The loss of this identity is the root problem of Europeans and Europe today. Last night I heard the famous American philosopher Francis Fukuyama speaking about identity politics and the crisis of democracy all across the western world. Populism has not just been the result of economic and political factors, he reasoned. He talked a lot about the need for dignity, respect and equality and of the threat many people feel of losing out and of not being respected. Islamism rises he said from Moslems not feeling respected, and the identity crisis experienced by many young Moslems in Europe was the cause of their radicalisation.
Fuse
Yet Europeans generally are also experiencing an identity crisis and this is causing a crisis of democracy across the continent and beyond. A secularist perspective, however, fails to offer a sufficient basis for identity, dignity and equality. Can that really come from a materialist accident of slime-plus-time, from which everything somehow evolved out of nothing without a designer?

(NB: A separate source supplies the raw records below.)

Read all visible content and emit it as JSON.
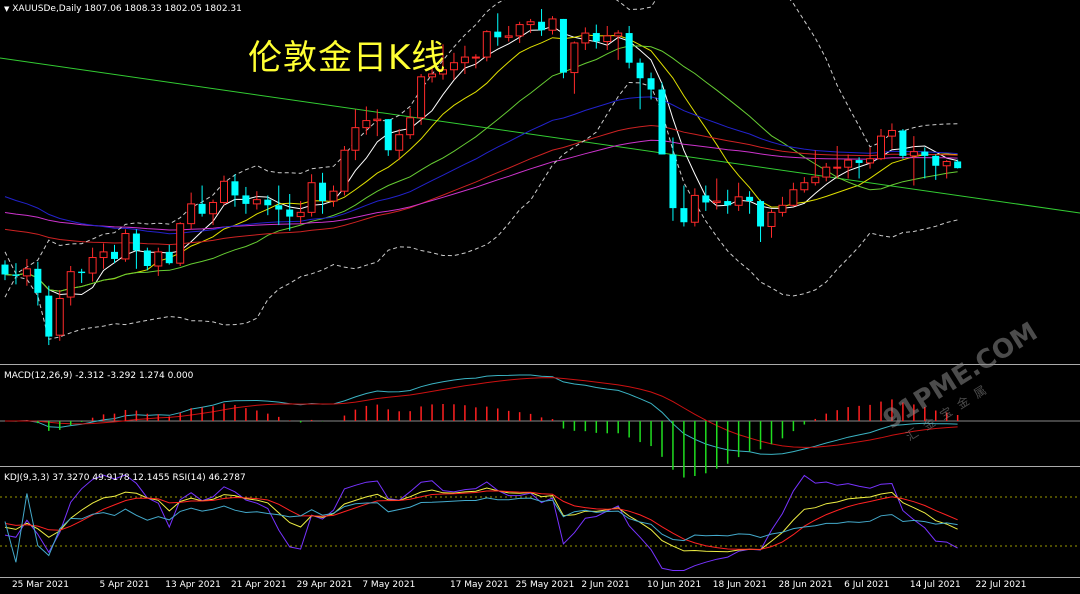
{
  "header": {
    "symbol_line": "XAUUSDe,Daily  1807.06 1808.33 1802.05 1802.31",
    "title": "伦敦金日K线"
  },
  "macd": {
    "label": "MACD(12,26,9) -2.312 -3.292 1.274 0.000"
  },
  "kdj": {
    "label": "KDJ(9,3,3) 37.3270 49.9178 12.1455  RSI(14) 46.2787"
  },
  "watermark": {
    "main": "91PME.COM",
    "sub": "汇金宝金属"
  },
  "colors": {
    "bull_candle": "#ff2a2a",
    "bear_candle": "#00ffff",
    "ma_white": "#ffffff",
    "ma_yellow": "#e0e000",
    "ma_green": "#66cc33",
    "ma_red": "#cc2222",
    "ma_purple": "#cc33cc",
    "ma_blue": "#2222cc",
    "bollinger": "#cccccc",
    "trendline": "#33cc33",
    "macd_pos": "#ff2020",
    "macd_neg": "#20dd20",
    "macd_line": "#3bb3c3",
    "signal_line": "#cc1111",
    "k_line": "#eeee44",
    "d_line": "#ff2222",
    "j_line": "#7733ff",
    "rsi_line": "#44aacc"
  },
  "chart_data": {
    "type": "candlestick",
    "symbol": "XAUUSDe",
    "timeframe": "Daily",
    "last_ohlc": {
      "open": 1807.06,
      "high": 1808.33,
      "low": 1802.05,
      "close": 1802.31
    },
    "x_tick_labels": [
      "25 Mar 2021",
      "5 Apr 2021",
      "13 Apr 2021",
      "21 Apr 2021",
      "29 Apr 2021",
      "7 May 2021",
      "17 May 2021",
      "25 May 2021",
      "2 Jun 2021",
      "10 Jun 2021",
      "18 Jun 2021",
      "28 Jun 2021",
      "6 Jul 2021",
      "14 Jul 2021",
      "22 Jul 2021"
    ],
    "price_range": [
      1665,
      1920
    ],
    "candles": [
      {
        "date": "2021-03-24",
        "o": 1734,
        "h": 1737,
        "l": 1723,
        "c": 1727
      },
      {
        "date": "2021-03-25",
        "o": 1727,
        "h": 1735,
        "l": 1720,
        "c": 1726
      },
      {
        "date": "2021-03-26",
        "o": 1726,
        "h": 1738,
        "l": 1719,
        "c": 1731
      },
      {
        "date": "2021-03-29",
        "o": 1731,
        "h": 1736,
        "l": 1705,
        "c": 1714
      },
      {
        "date": "2021-03-30",
        "o": 1712,
        "h": 1719,
        "l": 1677,
        "c": 1683
      },
      {
        "date": "2021-03-31",
        "o": 1684,
        "h": 1716,
        "l": 1680,
        "c": 1710
      },
      {
        "date": "2021-04-01",
        "o": 1711,
        "h": 1733,
        "l": 1705,
        "c": 1729
      },
      {
        "date": "2021-04-02",
        "o": 1729,
        "h": 1731,
        "l": 1721,
        "c": 1728
      },
      {
        "date": "2021-04-05",
        "o": 1728,
        "h": 1746,
        "l": 1722,
        "c": 1739
      },
      {
        "date": "2021-04-06",
        "o": 1739,
        "h": 1749,
        "l": 1731,
        "c": 1743
      },
      {
        "date": "2021-04-07",
        "o": 1743,
        "h": 1748,
        "l": 1735,
        "c": 1738
      },
      {
        "date": "2021-04-08",
        "o": 1738,
        "h": 1759,
        "l": 1736,
        "c": 1756
      },
      {
        "date": "2021-04-09",
        "o": 1756,
        "h": 1759,
        "l": 1731,
        "c": 1744
      },
      {
        "date": "2021-04-12",
        "o": 1744,
        "h": 1746,
        "l": 1730,
        "c": 1733
      },
      {
        "date": "2021-04-13",
        "o": 1733,
        "h": 1746,
        "l": 1726,
        "c": 1743
      },
      {
        "date": "2021-04-14",
        "o": 1743,
        "h": 1748,
        "l": 1734,
        "c": 1735
      },
      {
        "date": "2021-04-15",
        "o": 1735,
        "h": 1764,
        "l": 1733,
        "c": 1763
      },
      {
        "date": "2021-04-16",
        "o": 1763,
        "h": 1785,
        "l": 1759,
        "c": 1777
      },
      {
        "date": "2021-04-19",
        "o": 1777,
        "h": 1790,
        "l": 1768,
        "c": 1770
      },
      {
        "date": "2021-04-20",
        "o": 1770,
        "h": 1780,
        "l": 1762,
        "c": 1778
      },
      {
        "date": "2021-04-21",
        "o": 1778,
        "h": 1797,
        "l": 1776,
        "c": 1793
      },
      {
        "date": "2021-04-22",
        "o": 1793,
        "h": 1798,
        "l": 1775,
        "c": 1783
      },
      {
        "date": "2021-04-23",
        "o": 1783,
        "h": 1789,
        "l": 1770,
        "c": 1777
      },
      {
        "date": "2021-04-26",
        "o": 1777,
        "h": 1786,
        "l": 1773,
        "c": 1780
      },
      {
        "date": "2021-04-27",
        "o": 1780,
        "h": 1783,
        "l": 1769,
        "c": 1776
      },
      {
        "date": "2021-04-28",
        "o": 1776,
        "h": 1790,
        "l": 1762,
        "c": 1773
      },
      {
        "date": "2021-04-29",
        "o": 1773,
        "h": 1784,
        "l": 1758,
        "c": 1768
      },
      {
        "date": "2021-04-30",
        "o": 1768,
        "h": 1779,
        "l": 1763,
        "c": 1771
      },
      {
        "date": "2021-05-03",
        "o": 1771,
        "h": 1798,
        "l": 1768,
        "c": 1792
      },
      {
        "date": "2021-05-04",
        "o": 1792,
        "h": 1799,
        "l": 1770,
        "c": 1779
      },
      {
        "date": "2021-05-05",
        "o": 1779,
        "h": 1790,
        "l": 1775,
        "c": 1786
      },
      {
        "date": "2021-05-06",
        "o": 1786,
        "h": 1818,
        "l": 1783,
        "c": 1815
      },
      {
        "date": "2021-05-07",
        "o": 1815,
        "h": 1844,
        "l": 1808,
        "c": 1831
      },
      {
        "date": "2021-05-10",
        "o": 1831,
        "h": 1846,
        "l": 1826,
        "c": 1836
      },
      {
        "date": "2021-05-11",
        "o": 1836,
        "h": 1844,
        "l": 1825,
        "c": 1837
      },
      {
        "date": "2021-05-12",
        "o": 1837,
        "h": 1837,
        "l": 1811,
        "c": 1815
      },
      {
        "date": "2021-05-13",
        "o": 1815,
        "h": 1830,
        "l": 1808,
        "c": 1826
      },
      {
        "date": "2021-05-14",
        "o": 1826,
        "h": 1845,
        "l": 1823,
        "c": 1838
      },
      {
        "date": "2021-05-17",
        "o": 1838,
        "h": 1869,
        "l": 1833,
        "c": 1867
      },
      {
        "date": "2021-05-18",
        "o": 1867,
        "h": 1875,
        "l": 1863,
        "c": 1869
      },
      {
        "date": "2021-05-19",
        "o": 1869,
        "h": 1890,
        "l": 1865,
        "c": 1872
      },
      {
        "date": "2021-05-20",
        "o": 1872,
        "h": 1884,
        "l": 1865,
        "c": 1877
      },
      {
        "date": "2021-05-21",
        "o": 1877,
        "h": 1889,
        "l": 1869,
        "c": 1881
      },
      {
        "date": "2021-05-24",
        "o": 1881,
        "h": 1883,
        "l": 1873,
        "c": 1881
      },
      {
        "date": "2021-05-25",
        "o": 1881,
        "h": 1900,
        "l": 1878,
        "c": 1899
      },
      {
        "date": "2021-05-26",
        "o": 1899,
        "h": 1912,
        "l": 1889,
        "c": 1895
      },
      {
        "date": "2021-05-27",
        "o": 1895,
        "h": 1903,
        "l": 1892,
        "c": 1896
      },
      {
        "date": "2021-05-28",
        "o": 1896,
        "h": 1906,
        "l": 1891,
        "c": 1904
      },
      {
        "date": "2021-05-31",
        "o": 1904,
        "h": 1908,
        "l": 1898,
        "c": 1906
      },
      {
        "date": "2021-06-01",
        "o": 1906,
        "h": 1915,
        "l": 1896,
        "c": 1900
      },
      {
        "date": "2021-06-02",
        "o": 1900,
        "h": 1910,
        "l": 1897,
        "c": 1908
      },
      {
        "date": "2021-06-03",
        "o": 1908,
        "h": 1908,
        "l": 1866,
        "c": 1870
      },
      {
        "date": "2021-06-04",
        "o": 1870,
        "h": 1892,
        "l": 1855,
        "c": 1891
      },
      {
        "date": "2021-06-07",
        "o": 1891,
        "h": 1902,
        "l": 1886,
        "c": 1898
      },
      {
        "date": "2021-06-08",
        "o": 1898,
        "h": 1904,
        "l": 1887,
        "c": 1892
      },
      {
        "date": "2021-06-09",
        "o": 1892,
        "h": 1903,
        "l": 1886,
        "c": 1896
      },
      {
        "date": "2021-06-10",
        "o": 1896,
        "h": 1900,
        "l": 1879,
        "c": 1898
      },
      {
        "date": "2021-06-11",
        "o": 1898,
        "h": 1903,
        "l": 1873,
        "c": 1877
      },
      {
        "date": "2021-06-14",
        "o": 1877,
        "h": 1880,
        "l": 1844,
        "c": 1866
      },
      {
        "date": "2021-06-15",
        "o": 1866,
        "h": 1870,
        "l": 1851,
        "c": 1858
      },
      {
        "date": "2021-06-16",
        "o": 1858,
        "h": 1863,
        "l": 1812,
        "c": 1812
      },
      {
        "date": "2021-06-17",
        "o": 1812,
        "h": 1824,
        "l": 1765,
        "c": 1774
      },
      {
        "date": "2021-06-18",
        "o": 1774,
        "h": 1790,
        "l": 1761,
        "c": 1764
      },
      {
        "date": "2021-06-21",
        "o": 1764,
        "h": 1788,
        "l": 1761,
        "c": 1783
      },
      {
        "date": "2021-06-22",
        "o": 1783,
        "h": 1790,
        "l": 1772,
        "c": 1778
      },
      {
        "date": "2021-06-23",
        "o": 1778,
        "h": 1795,
        "l": 1773,
        "c": 1779
      },
      {
        "date": "2021-06-24",
        "o": 1779,
        "h": 1787,
        "l": 1770,
        "c": 1776
      },
      {
        "date": "2021-06-25",
        "o": 1776,
        "h": 1792,
        "l": 1772,
        "c": 1782
      },
      {
        "date": "2021-06-28",
        "o": 1782,
        "h": 1786,
        "l": 1770,
        "c": 1779
      },
      {
        "date": "2021-06-29",
        "o": 1779,
        "h": 1780,
        "l": 1750,
        "c": 1761
      },
      {
        "date": "2021-06-30",
        "o": 1761,
        "h": 1773,
        "l": 1753,
        "c": 1771
      },
      {
        "date": "2021-07-01",
        "o": 1771,
        "h": 1782,
        "l": 1768,
        "c": 1776
      },
      {
        "date": "2021-07-02",
        "o": 1776,
        "h": 1792,
        "l": 1775,
        "c": 1787
      },
      {
        "date": "2021-07-05",
        "o": 1787,
        "h": 1796,
        "l": 1785,
        "c": 1792
      },
      {
        "date": "2021-07-06",
        "o": 1792,
        "h": 1815,
        "l": 1790,
        "c": 1796
      },
      {
        "date": "2021-07-07",
        "o": 1796,
        "h": 1806,
        "l": 1793,
        "c": 1803
      },
      {
        "date": "2021-07-08",
        "o": 1803,
        "h": 1818,
        "l": 1795,
        "c": 1803
      },
      {
        "date": "2021-07-09",
        "o": 1803,
        "h": 1812,
        "l": 1795,
        "c": 1808
      },
      {
        "date": "2021-07-12",
        "o": 1808,
        "h": 1810,
        "l": 1795,
        "c": 1806
      },
      {
        "date": "2021-07-13",
        "o": 1806,
        "h": 1817,
        "l": 1802,
        "c": 1809
      },
      {
        "date": "2021-07-14",
        "o": 1809,
        "h": 1830,
        "l": 1808,
        "c": 1825
      },
      {
        "date": "2021-07-15",
        "o": 1825,
        "h": 1834,
        "l": 1816,
        "c": 1829
      },
      {
        "date": "2021-07-16",
        "o": 1829,
        "h": 1830,
        "l": 1809,
        "c": 1811
      },
      {
        "date": "2021-07-19",
        "o": 1811,
        "h": 1825,
        "l": 1790,
        "c": 1814
      },
      {
        "date": "2021-07-20",
        "o": 1814,
        "h": 1817,
        "l": 1795,
        "c": 1811
      },
      {
        "date": "2021-07-21",
        "o": 1811,
        "h": 1812,
        "l": 1794,
        "c": 1804
      },
      {
        "date": "2021-07-22",
        "o": 1804,
        "h": 1808,
        "l": 1795,
        "c": 1807
      },
      {
        "date": "2021-07-23",
        "o": 1807.06,
        "h": 1808.33,
        "l": 1802.05,
        "c": 1802.31
      }
    ],
    "indicators": {
      "macd": {
        "params": [
          12,
          26,
          9
        ],
        "values": [
          -2.312,
          -3.292,
          1.274,
          0.0
        ]
      },
      "kdj": {
        "params": [
          9,
          3,
          3
        ],
        "values": [
          37.327,
          49.9178,
          12.1455
        ]
      },
      "rsi": {
        "period": 14,
        "value": 46.2787
      }
    }
  }
}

As Larry Siedentop says, when Paul declared that in Christ there is neither Jew nor gentile, male nor female, bond nor freeman, he lit the fuse for a revolution of identity–not based on blood or social status, but on moral equality before God, and created in his image. This understanding has led to the freedoms that made Europe Europe, with an identity rooted in Christ, however imperfectly expressed in the various forms of Christianity over the centuries.
The rejection of our common historic identity as peoples shaped by the story of Jesus and the understanding of our identity as children of the same Creator and Father of all humans continues to threaten the future of the European project.
This is why Robert Schuman said from the start of that project that it needed a soul: it could not simply be an economic or technological project. But we err when we expect politicians to restore that soul. That’s not their competency. It’s a job for the faith communities.